CONSIDERATO IN DIRITTO

Il ricorso risulta parzialmente fondato.

Con riguardo alla prima censura, si osserva che la confisca è stata disposta, già in primo grado, certamente quanto al delitto di cui al D.Lgs. n.74 del 10 marzo 2000, art. 5, come ben affermato dalla Corte di appello; nella sentenza impugnata, infatti, si evidenzia che il Tribunale aveva “specificato che l’oggetto della misura è rappresentato dall’ammontare dell’imposta evasa”, i cui termini – pari a 246.582,60 Euro di evasione IVA – sono per l’appunto contenuti nel capo A) della rubrica. A ciò si aggiunga, peraltro, che, a seguito del D.Lgs. n.158 del 24 settembre 2015, che ha introdotto il D.Lgs. n. 74 del 2000, art. 12 bis, la confisca è comunque oggi sempre disposta – nei casi di condanna o di applicazione della pena su richiesta – con riguardo a ciascuno dei delitti previsti nello stesso decreto, compresa, quindi, la fattispecie di cui all’art. 10 contestata al capo B).

Il primo motivo di doglianza, pertanto, deve essere rigettato.

È fondata, per contro, la seconda censura.

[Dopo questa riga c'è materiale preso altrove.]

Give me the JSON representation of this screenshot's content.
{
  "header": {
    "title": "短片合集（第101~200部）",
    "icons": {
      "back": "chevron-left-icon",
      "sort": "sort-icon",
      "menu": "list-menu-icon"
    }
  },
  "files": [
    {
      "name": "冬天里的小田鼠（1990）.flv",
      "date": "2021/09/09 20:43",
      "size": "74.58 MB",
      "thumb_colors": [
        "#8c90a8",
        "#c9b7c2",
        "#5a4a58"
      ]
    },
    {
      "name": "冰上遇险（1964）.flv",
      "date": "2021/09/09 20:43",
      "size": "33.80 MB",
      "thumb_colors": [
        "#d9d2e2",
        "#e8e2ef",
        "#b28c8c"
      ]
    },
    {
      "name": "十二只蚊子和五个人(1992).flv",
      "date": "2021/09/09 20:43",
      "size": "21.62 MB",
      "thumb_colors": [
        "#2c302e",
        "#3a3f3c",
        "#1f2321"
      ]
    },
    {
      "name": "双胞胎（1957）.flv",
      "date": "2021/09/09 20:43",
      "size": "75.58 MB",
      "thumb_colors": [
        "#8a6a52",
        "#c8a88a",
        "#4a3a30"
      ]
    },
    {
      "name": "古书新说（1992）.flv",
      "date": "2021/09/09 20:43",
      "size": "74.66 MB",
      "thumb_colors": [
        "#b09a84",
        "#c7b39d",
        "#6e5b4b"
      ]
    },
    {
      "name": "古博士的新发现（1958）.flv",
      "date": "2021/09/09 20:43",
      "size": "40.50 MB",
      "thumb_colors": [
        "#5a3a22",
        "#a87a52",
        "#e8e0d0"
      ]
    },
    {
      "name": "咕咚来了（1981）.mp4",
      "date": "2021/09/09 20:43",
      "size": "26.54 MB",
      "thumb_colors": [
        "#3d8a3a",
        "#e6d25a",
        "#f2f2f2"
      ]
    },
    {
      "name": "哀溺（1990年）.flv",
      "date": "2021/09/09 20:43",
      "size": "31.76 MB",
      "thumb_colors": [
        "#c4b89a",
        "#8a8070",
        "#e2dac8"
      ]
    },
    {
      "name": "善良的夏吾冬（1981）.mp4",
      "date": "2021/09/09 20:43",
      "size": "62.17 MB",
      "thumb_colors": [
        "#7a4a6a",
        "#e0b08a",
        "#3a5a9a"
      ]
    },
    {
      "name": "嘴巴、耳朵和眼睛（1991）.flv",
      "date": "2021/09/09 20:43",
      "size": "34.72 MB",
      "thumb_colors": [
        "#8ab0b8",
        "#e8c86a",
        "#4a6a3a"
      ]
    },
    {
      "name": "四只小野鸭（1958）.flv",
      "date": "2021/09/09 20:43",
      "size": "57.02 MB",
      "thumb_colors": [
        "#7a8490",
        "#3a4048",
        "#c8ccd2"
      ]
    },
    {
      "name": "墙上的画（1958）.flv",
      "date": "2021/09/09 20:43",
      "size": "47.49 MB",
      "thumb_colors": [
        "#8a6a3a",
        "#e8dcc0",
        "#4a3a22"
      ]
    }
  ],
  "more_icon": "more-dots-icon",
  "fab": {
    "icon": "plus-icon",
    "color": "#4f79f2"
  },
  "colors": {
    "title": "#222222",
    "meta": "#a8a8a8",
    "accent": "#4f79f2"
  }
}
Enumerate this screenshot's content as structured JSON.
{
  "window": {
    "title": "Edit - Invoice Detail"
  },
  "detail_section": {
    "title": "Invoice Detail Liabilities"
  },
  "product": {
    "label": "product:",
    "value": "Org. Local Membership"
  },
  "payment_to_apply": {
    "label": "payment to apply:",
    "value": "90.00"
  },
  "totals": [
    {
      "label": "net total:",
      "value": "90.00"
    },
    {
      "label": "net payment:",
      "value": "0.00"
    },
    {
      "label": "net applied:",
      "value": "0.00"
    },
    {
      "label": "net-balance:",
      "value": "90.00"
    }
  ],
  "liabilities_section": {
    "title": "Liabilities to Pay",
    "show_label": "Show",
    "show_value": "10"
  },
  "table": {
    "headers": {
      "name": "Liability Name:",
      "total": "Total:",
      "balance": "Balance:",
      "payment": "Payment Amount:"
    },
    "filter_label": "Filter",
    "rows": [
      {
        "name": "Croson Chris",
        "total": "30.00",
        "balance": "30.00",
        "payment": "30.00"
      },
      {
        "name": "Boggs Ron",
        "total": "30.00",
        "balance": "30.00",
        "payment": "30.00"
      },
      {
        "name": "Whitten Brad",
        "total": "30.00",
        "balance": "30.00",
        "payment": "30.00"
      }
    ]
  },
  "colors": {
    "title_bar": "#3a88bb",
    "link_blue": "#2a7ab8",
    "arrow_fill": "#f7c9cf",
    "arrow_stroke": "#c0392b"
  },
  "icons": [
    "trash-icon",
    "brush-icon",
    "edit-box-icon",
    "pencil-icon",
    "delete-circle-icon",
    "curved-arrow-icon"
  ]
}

Il Tribunale, poi confermato dalla Corte di appello, ha, per un verso, disposto a carico del T. la confisca per equivalente sino alla concorrenza della somma già indicata, e, per altro verso, sospeso condizionalmente la pena, subordinando il beneficio al pagamento dell’imposta evasa entro un anno dall’irrevocabilità della sentenza, ai sensi dell’art. 165 c.p., comma 1. Ebbene, come sostenuto nel ricorso, una tale condizione non poteva esser posta nel giudizio in esame, difettando una parte civile costituita; il Collegio, infatti, aderisce all’indirizzo in forza del quale il giudice non può subordinare il beneficio della sospensione condizionale della pena – in difetto di costituzione di parte civile – all’adempimento dell’obbligo delle restituzioni di beni conseguiti per effetto del reato, in quanto queste, come il risarcimento, riguardano soltanto il danno civile e non quello criminale, che si identifica con le conseguenze di tipo pubblicistico che ineriscono alla lesione o alla messa in pericolo del bene giuridico tutelato dalla norma penale e che assumono rilievo, a norma del citato art. 165 c.p., solo se i loro effetti non sono ancora cessati (tra le altre, Sez. 2, n. 23290 del 21/4/2021, Pappacena, Rv. 281597; Sez. 6, n. 8314 del 28/1/2021, Rv. 280711; Sez. 2, n. 45854 del 13/9/2019, Cappello, Rv. 277632).

Ne consegue, allora, che la sentenza deve essere annullata senza rinvio, limitatamente alla subordinazione della sospensione condizionale della pena al pagamento dell’imposta evasa, subordinazione che si elimina, con rigetto nel resto.

P.Q.M.

Annulla senza rinvio la sentenza impugnata limitatamente alla subordinazione della sospensione condizionale della pena al pagamento dell’imposta evasa, subordinazione che elimina. Rigetta nel resto il ricorso.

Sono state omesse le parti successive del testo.